- Wie weit geht die Meinungsfreiheit?
- Was kann und soll präventiv getan werden, damit die Meinungsfreiheit fortbesteht wie wir sie schätzen?
- Kann oder muss man Hasskommentare aushalten?
- Sollte der Angesprochene den Verfasser eines Hasskommentars bei Facebook, Twitter & Co. melden?
Wir alle werden im Internet ständig mit Kommentaren konfrontiert, die wir als unangemessen, vielleicht als überzogen und aggressiv empfinden. Vor allem gilt das für die, die sich wenigsten ein bisschen für Politik und Gesellschaft interessieren.
Das Internet bietet sich förmlich an, selbst höchst unterschiedliche Meinungen zu verschiedensten Themen auszutauschen.
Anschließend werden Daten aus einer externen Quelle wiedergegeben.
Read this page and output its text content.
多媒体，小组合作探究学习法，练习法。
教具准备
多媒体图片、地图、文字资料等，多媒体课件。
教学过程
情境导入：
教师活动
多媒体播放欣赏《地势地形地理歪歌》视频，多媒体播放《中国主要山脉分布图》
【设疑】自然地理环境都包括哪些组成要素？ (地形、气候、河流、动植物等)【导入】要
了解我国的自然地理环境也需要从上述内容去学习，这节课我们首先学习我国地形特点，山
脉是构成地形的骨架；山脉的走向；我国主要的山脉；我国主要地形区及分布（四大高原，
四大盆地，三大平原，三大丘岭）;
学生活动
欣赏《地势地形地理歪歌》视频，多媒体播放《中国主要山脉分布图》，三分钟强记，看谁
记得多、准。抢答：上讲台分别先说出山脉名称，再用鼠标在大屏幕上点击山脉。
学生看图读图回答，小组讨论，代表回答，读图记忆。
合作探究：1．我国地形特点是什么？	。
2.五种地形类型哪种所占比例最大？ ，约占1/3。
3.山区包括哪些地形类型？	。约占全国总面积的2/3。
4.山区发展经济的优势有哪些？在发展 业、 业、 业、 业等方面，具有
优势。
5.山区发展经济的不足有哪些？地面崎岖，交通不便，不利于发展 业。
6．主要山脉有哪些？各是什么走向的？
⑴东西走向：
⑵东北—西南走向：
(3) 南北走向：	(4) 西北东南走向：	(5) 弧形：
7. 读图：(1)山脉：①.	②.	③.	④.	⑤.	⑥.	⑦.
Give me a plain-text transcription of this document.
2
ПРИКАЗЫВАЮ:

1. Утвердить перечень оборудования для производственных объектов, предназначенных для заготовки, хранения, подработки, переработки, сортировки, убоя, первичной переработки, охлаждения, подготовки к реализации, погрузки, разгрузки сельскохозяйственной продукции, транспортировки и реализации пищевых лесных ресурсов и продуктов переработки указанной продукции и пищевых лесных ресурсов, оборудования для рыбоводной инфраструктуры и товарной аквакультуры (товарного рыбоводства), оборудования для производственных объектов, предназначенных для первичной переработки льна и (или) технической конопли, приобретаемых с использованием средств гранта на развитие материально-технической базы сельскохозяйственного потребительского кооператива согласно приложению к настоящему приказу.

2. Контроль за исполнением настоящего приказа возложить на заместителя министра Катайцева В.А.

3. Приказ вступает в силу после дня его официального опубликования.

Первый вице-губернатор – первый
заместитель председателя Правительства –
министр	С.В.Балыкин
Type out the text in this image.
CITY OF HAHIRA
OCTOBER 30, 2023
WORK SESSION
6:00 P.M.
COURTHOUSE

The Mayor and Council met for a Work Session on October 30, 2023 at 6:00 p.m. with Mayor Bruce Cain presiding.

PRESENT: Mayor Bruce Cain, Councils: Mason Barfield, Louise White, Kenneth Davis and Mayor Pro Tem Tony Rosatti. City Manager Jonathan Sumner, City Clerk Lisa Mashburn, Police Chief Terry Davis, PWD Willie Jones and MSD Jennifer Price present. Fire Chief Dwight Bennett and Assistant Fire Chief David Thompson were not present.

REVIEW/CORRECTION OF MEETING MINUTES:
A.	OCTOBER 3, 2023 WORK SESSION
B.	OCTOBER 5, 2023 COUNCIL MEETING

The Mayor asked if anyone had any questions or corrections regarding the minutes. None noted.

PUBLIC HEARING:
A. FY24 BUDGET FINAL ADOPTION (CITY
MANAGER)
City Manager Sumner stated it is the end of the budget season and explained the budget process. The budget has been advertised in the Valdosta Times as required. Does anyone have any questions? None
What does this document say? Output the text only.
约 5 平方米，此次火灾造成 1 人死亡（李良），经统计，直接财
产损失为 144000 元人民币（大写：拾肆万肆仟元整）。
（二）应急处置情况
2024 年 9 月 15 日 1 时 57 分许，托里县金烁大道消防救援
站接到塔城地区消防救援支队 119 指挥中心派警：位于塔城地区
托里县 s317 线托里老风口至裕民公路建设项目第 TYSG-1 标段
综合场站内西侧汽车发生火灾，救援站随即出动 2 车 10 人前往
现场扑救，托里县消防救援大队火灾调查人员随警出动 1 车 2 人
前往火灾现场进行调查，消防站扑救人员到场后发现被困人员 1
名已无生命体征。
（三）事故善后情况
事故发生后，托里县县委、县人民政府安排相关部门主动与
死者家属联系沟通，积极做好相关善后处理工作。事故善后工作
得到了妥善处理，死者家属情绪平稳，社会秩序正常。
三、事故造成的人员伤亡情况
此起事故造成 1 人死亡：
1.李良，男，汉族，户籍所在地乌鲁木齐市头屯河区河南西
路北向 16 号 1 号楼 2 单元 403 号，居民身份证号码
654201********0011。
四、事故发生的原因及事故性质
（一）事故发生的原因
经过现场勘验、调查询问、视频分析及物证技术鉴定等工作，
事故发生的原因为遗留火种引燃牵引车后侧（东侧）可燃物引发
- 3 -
Selbst wenn man merkt, dass einem die Beherrschung langsam aber sicher verloren geht, im Internet ist das nicht tragisch. Der Diskussionspartner sieht nicht, dass man die Farbe wechselt, verlegen oder wütend ist.
Die eigene Meinung – möglichst viel davon – reicht aus, um andere zu verärgern und auf die Palme zu bringen. Manche, wir nennen sie Trolle, betrachten das als Spiel. Heftige Reaktionen spornen sie zu weiteren Höchstleistungen an. Es gibt diese Trolle, deren Namen wir zum Teil sogar kennen und trotzdem verstricken sich viele immer wieder in ziemlich unerquickliche Diskussionen mit ihnen.
Das geschieht vor allem, wenn es sich um Politik handelt. Das Thema wird schließlich bewusst bei Familien- und Freundestreffen nicht grundlos ausgespart. Ich habe es mir schon mit manchen Bekannten und Freunden (temporär) verdorben, weil ich mich aus Gründen nicht daran gehalten habe. Ich bin 62 und habe den Mechanismus immer noch nicht verinnerlicht. Aber zum Glück habe ich meine Frau, die mich einbremst – außerhalb des Internets.
In früheren Jahren sorgten, gemeinhin als Netiquette bekannte Regeln dafür, dass der Meinungsaustausch, wenn nicht in einer sachlichen, so doch moderaten Tonlage geführt wurde. Das klappte nicht immer, aber viele hielten sich an diese Regeln. Früher™ war manches eben doch besser.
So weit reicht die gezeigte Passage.